The question that naturally arises is: Could this type of situation be avoided? Or alternatively speaking: Could it have been previously possible to supplement the competencies of a selected teacher (or teachers) so that they could replace an absent colleague? The method presented in this work is dedicated to resolving such questions. In order to illustrate its applicability, let us consider datasets collected in Table 6, Table 7 and Table 8, for which competency framework $G_{OPT}$ robustness ($R_{\mathcal{P}}^{\mathcal{Z}}\left(\omega \right)=1$) to teacher $P_{18}$: Roach’s absence is sought. In other words, the question is:

• Does there exist a minimal competency framework$G_{OPT}$of FECS that guarantees robustness value$R_{\mathcal{P}}^{\mathcal{Z}}\left(\omega \right)=1$in the event of absence of teacher$P_{18}$: Roach?

The method has been implemented in the LINGO environment (Intel i7-4770, 8GB RAM). The optimal solution, $G_{OPT}$ (source: GitHub), was obtained in under 1 s.
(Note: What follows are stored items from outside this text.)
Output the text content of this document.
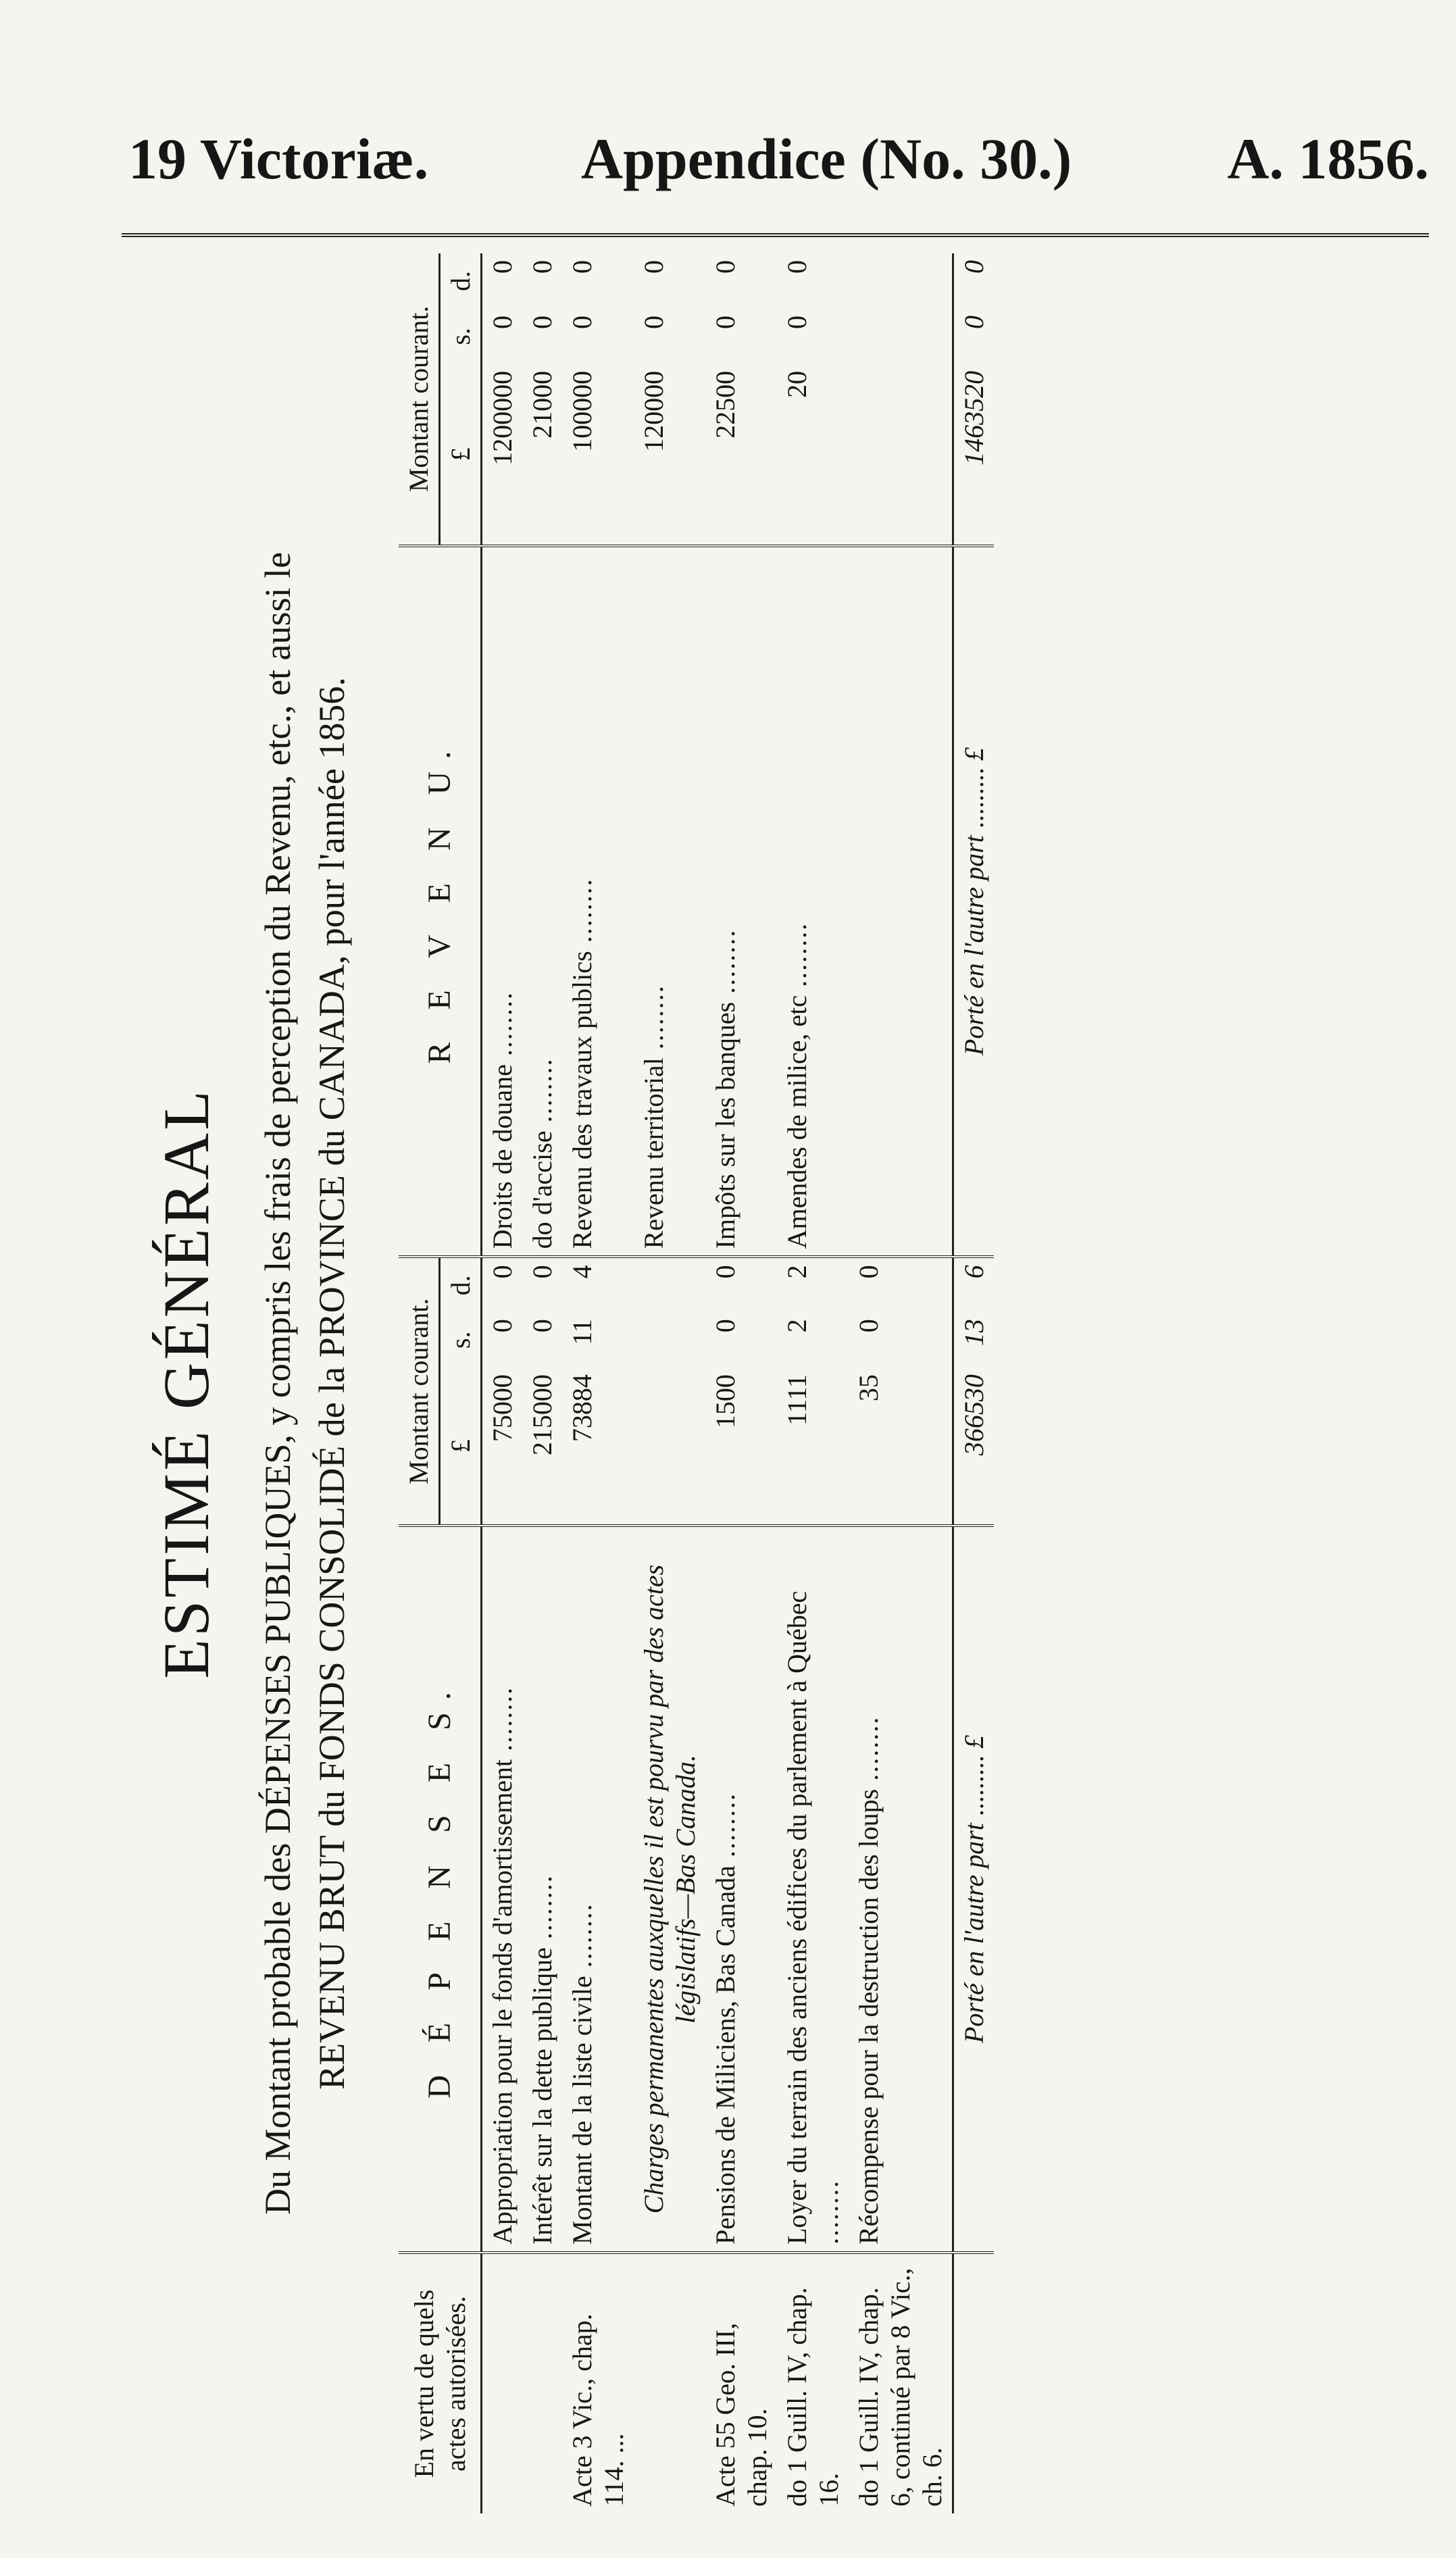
19 Victoriæ.	Appendice (No. 30.)	A. 1856.
ESTIMÉ GÉNÉRAL Du Montant probable des DÉPENSES PUBLIQUES, y compris les frais de perception du Revenu, etc., et aussi le REVENU BRUT du FONDS CONSOLIDÉ de la PROVINCE du CANADA, pour l'année 1856.
En vertu de quels actes autorisées.	D É P E N S E S.	Montant courant.			R E V E N U.	Montant courant.		
		£	s.	d.		£	s.	d.
	Appropriation pour le fonds d'amortissement .....	75000	0	0	Droits de douane .....	1200000	0	0
	Intérêt sur la dette publique .....	215000	0	0	do d'accise .....	21000	0	0
Acte 3 Vic., chap. 114. ...	Montant de la liste civile .....	73884	11	4	Revenu des travaux publics .....	100000	0	0
	Charges permanentes auxquelles il est pourvu par des actes législatifs—Bas Canada.				Revenu territorial .....	120000	0	0
Acte 55 Geo. III, chap. 10.	Pensions de Miliciens, Bas Canada .....	1500	0	0	Impôts sur les banques .....	22500	0	0
do 1 Guill. IV, chap. 16.	Loyer du terrain des anciens édifices du parlement à Québec .....	1111	2	2	Amendes de milice, etc .....	20	0	0
do 1 Guill. IV, chap. 6, continué par 8 Vic., ch. 6.	Récompense pour la destruction des loups .....	35	0	0				
	Porté en l'autre part ......... £	366530	13	6	Porté en l'autre part ......... £	1463520	0	0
In competency framework $G_{OPT},$ there is an acceptable teacher allocation, X, allowing other teachers $P_{29}$, $P_{41}$, $P_{44}$ and $P_7$ to conduct courses $Z_{47}, Z_{48}, Z_{74}, Z_{106}, Z_{121}, Z_{211} \mathrm{and}{Z}_{125}$, which were initially assigned to the absent teacher $P_{18}$:

• Teacher $P_{29}$: Richardson can take over the substitution by conducting classes in:

  -

  Course $Z_{47}$ (50 h, 10 tasks)

  -

  Course $Z_{48}$ (75 h, 15 tasks)

  -

  Course $Z_{74}$ (80 h, 16 tasks)

• Teacher $P_{41}$: Thorpe can take over the substitution by conducting classes in:

  -

  Course $Z_{106}$ (15 h, 3 tasks)

  -

  Course $Z_{211}$ (20 h, 4 tasks)

• Teacher $P_{44}$: Lacroix can take over the substitution by conducting classes in:

  -

  Course $Z_{121}$ (30 h, 6 tasks)

• Teacher $P_7$: Crockett can take over the substitution by conducting classes in:

  -

  Course $Z_{125}$ (75 h, 15 tasks)

In the new competency framework, $G_{OPT}$, teacher $P_7$is assumed to take over a single competency in conducting classes from course $Z_{125}$. The $G_{OPT}$ competency framework ensures the continuity of classes in the absence of teacher $P_{18}$: Roach without having to employ an additional replacement tutor.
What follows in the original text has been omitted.